3) Tes Uraian Tertulis

Tes uraian tertulis ini dapat digunakan sebagai alat untuk mendeteksi miskonsepsi siswa. Hasil tes menggunakan tes uraian ini dapat diketahui miskonsepsi yang dibawa siswa dan dalam bidang apa. Setelah ditemukan miskonsepsinya, dapatlah beberapa siswa diwawancarai untuk lebih mendalami, mengapa mereka mempunyai gagasan seperti itu. Hasil wawancara itulah akan kentara dari mana miskonsepsi itu dibawa.

4) Wawancara Diagnosis

Wawancara berdasarkan beberapa konsep tertentu dapat dilakukan juga untuk melihat konsep alternatif atau miskonsepsi pada siswa (Suparno, 2005: 126). Peneliti dapat menggunakan cara wawancara ini dengan memilih beberapa konsep tertentu yang diperkirakan sulit dimengerti oleh siswa atau konsep yang pokok yang akan diajarkan. Kegiatan wawancara ini mengajak siswa untuk mengekspresikan gagasan mereka mengenai konsep-konsep di atas. Melalui kegiatan ini dapat mengetahui konsep alaternatif yang ada dan sekaligus peneliti menanyakan dari mana mereka memperoleh konsep alternatif tersebut.

5) Diskusi dalam kelas

Melalui diskusi di dalam kelas siswa diminta untuk mengungkapkan gagasan mereka tentang konsep yang sudah diajarkan atau yang hendak diajarkan. Melalui diskusi tersebut dapat dideteksi apakah gagasan yang diutarakan oleh siswa tepat atau tidak. Kegiatan diskusi ini peneliti dapat mengetahui apakah terjadi miskonsepsi atau tidak.
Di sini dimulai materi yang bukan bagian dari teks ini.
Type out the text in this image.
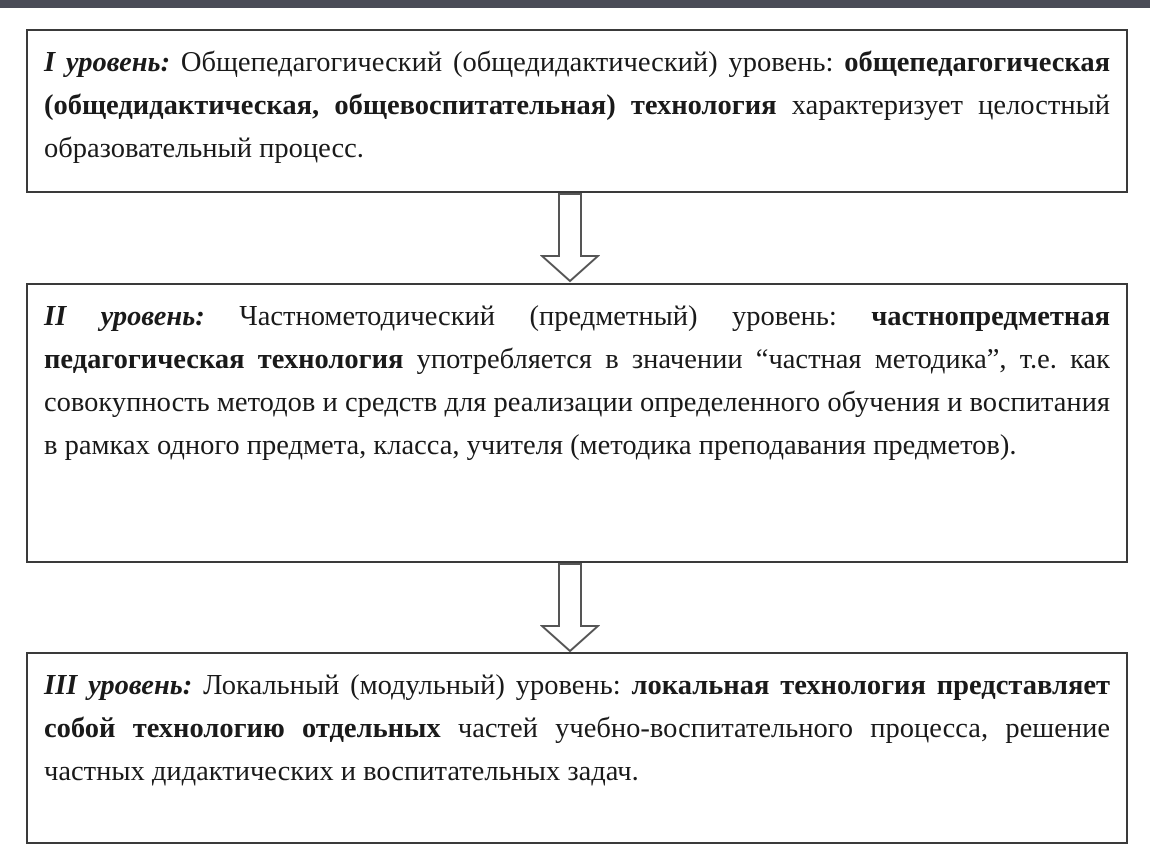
I уровень: Общепедагогический (общедидактический) уровень: общепедагогическая (общедидактическая, общевоспитательная) технология характеризует целостный образовательный процесс.
II уровень: Частнометодический (предметный) уровень: частнопредметная педагогическая технология употребляется в значении “частная методика”, т.е. как совокупность методов и средств для реализации определенного обучения и воспитания в рамках одного предмета, класса, учителя (методика преподавания предметов).
III уровень: Локальный (модульный) уровень: локальная технология представляет собой технологию отдельных частей учебно-воспитательного процесса, решение частных дидактических и воспитательных задач.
6) Praktikum dengan Tanya Jawab

Praktikum dengan tanya jawab antara guru dengan siswa dengan melakukan praktikum dapat digunakan untuk mendeteksi apakah siswa mempunyai miskonsepsi tentang konsep praktikum itu atau tidak (Suparno, 2005: 128). Selama praktikum sebaiknya guru selalu bertanya bagaimana konsep siswa dan bagaimana siswa menjelaskan persoalan-persoalna dalam praktikum tersebut. Melalui praktikum ini siswa dapat belajar suatu konsep dan menemukan konsep sendiri. Konsep yang ditemukan oleh siswa tersebut ditanyakan kepada guru apakah konsep yang mereka dapatkan melalui praktikum tersebut benar atau salah.